How do I search for specific types of computations?#
This notebook introduces you to the basics of connecting to a QCArchive server and retrieving computation results using information like molecule, basis set, method, or other computation details.
You can retrieve results from QCArchive using the get_records
method if you know the ID of the computation you’d like to retrieve.
However, you can also query the database for computations having specific details using query
methods.
import qcportal as ptl
Create a client object and connect to the demo server#
The PortalClient
is how you interact with the server, including querying records and submitting computations.
The demo server allows for unauthenticated guest access, so no username/password is necessary to read from the server. However, you will need to log in to submit or modify computations.
# Guest access
client = ptl.PortalClient("https://qcademo.molssi.org")

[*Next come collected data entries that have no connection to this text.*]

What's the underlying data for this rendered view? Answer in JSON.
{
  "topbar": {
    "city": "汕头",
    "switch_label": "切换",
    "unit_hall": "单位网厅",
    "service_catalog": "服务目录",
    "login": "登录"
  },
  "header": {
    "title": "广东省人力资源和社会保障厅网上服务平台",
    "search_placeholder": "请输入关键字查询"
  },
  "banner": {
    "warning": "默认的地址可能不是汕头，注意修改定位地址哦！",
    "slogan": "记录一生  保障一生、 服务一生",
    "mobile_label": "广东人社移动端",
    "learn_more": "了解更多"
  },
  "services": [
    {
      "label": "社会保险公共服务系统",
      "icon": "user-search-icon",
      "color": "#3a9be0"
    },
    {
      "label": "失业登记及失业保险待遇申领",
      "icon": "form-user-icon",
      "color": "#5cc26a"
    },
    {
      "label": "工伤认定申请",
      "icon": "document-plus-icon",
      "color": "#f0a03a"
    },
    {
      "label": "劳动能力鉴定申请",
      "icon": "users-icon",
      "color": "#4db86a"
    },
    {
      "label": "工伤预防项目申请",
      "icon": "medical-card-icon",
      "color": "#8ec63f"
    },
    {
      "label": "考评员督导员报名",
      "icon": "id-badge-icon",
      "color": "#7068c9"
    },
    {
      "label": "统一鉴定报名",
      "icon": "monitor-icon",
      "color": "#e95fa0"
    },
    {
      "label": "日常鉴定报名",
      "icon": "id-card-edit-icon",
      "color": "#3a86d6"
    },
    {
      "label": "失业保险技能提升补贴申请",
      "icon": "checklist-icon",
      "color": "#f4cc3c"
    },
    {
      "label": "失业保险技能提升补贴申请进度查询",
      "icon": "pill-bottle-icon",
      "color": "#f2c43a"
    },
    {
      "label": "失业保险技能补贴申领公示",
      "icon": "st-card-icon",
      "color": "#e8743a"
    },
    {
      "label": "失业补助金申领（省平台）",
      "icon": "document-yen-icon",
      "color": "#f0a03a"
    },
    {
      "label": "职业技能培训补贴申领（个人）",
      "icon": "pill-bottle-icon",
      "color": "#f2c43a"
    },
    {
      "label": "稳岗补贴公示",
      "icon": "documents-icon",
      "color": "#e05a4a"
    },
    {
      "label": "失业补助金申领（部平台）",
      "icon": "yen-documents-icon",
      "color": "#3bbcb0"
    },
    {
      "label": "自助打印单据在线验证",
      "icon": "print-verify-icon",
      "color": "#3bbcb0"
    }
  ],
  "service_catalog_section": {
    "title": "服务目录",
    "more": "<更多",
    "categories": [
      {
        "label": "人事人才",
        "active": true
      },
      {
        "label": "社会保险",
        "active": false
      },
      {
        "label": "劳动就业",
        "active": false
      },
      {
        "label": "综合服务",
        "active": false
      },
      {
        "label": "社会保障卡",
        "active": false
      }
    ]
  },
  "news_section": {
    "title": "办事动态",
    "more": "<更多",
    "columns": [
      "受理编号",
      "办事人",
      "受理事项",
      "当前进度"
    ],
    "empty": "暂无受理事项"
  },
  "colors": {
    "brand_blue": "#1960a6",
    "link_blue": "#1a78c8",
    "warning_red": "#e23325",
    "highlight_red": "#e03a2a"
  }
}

WARNING: This client version is newer than the server version. This may work if the versions are close, but expect exceptions and errors if attempting things the server does not support. client version: 0.60.post54+g7fe949180, server version: 0.59
Connecting with username/password
If you have a username/password, you would include those in the client connection.
client = ptl.PortalClient("https://qcademo.molssi.org", username="YOUR_USERNAME", password="YOUR_PASSWORD")
⚠️Caution⚠️: Always handle credentials with care. Never commit sensitive information like usernames or passwords to public repositories.
Querying Records#
Use the `query_records method`` for general queries. This method allows you to search across all records in the database, regardless of the computation type. Please note that since query_records searches all record types, you can only query fields that are common to all records.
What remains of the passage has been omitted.